“Don’t just use your appeal or renewal stream,” Titus said. “Try adding your [lapsed donor] names to prospecting to reduce costs.”
She also recommended using telemarketing and e-mail: “Collect e-mail addresses on all of your reinstatement pieces. Try an e-mail stream, mirror your activist-conversion stream.”
Technique, finally, relies on determining the best way to elicit a response.
Titus said fundraisers need to figure out things like what prospect package lapsed donors came in on and what types of efforts their organization has a history of success using, for example: “Invoice them,” she said. “Make it look like a bill, and personalize it with their gift history.”
When all is said and done, Titus said, fundraisers must ask themselves, “Can you ever really walk away (from these donors)?”
Instead of giving up, “go deeper.”
“Remember, a reinstated donor traditionally has a higher lifetime value than a newly acquired donor,” she said.
But it’s not just about getting donors to come back. Graham Hunter, session co-presenter and senior vice president of Greenwich, Conn.-based agency May Development Services, a division of Direct Media, said it’s about getting the most value from them. To that end, he suggested, fundraisers needs to define exactly what constitutes a lapsed donor, lay out an objective for each appeal, and compare lapsed-donor strategy to acquisition, traditional segmentation and modeling.

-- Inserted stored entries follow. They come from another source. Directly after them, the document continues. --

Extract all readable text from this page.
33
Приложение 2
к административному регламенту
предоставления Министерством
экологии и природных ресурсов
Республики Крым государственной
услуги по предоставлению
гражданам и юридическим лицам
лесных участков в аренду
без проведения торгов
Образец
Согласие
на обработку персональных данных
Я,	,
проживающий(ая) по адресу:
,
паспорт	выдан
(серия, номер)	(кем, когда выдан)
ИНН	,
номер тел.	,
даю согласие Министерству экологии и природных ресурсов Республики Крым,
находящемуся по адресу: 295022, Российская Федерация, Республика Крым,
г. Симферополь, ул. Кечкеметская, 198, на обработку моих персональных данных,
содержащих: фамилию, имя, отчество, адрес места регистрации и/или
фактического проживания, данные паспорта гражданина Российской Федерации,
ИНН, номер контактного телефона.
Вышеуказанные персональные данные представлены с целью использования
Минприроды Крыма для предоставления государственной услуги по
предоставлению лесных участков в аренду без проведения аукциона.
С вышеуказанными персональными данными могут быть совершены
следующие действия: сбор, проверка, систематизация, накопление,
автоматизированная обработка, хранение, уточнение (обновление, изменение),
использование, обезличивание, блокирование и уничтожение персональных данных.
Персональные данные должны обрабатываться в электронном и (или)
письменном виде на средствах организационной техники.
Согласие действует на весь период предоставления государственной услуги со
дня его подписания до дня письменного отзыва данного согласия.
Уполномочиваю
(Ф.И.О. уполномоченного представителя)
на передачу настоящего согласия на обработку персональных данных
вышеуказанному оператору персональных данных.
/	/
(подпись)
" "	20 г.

“There is a difference in who you talk to as a lapsed donor and who you treat as a lapsed [donor] through your segmentation,” Hunter said, suggesting organizations use their data to pinpoint where the biggest drop in response occurs and measure it in six-month increments.
In defining the objective for an appeal, he said, the major question is whether the goal is net income or reaching deeper into your lapsed files. He also advised nonprofits to use RFM (recency, frequency, monetary value) aggressively.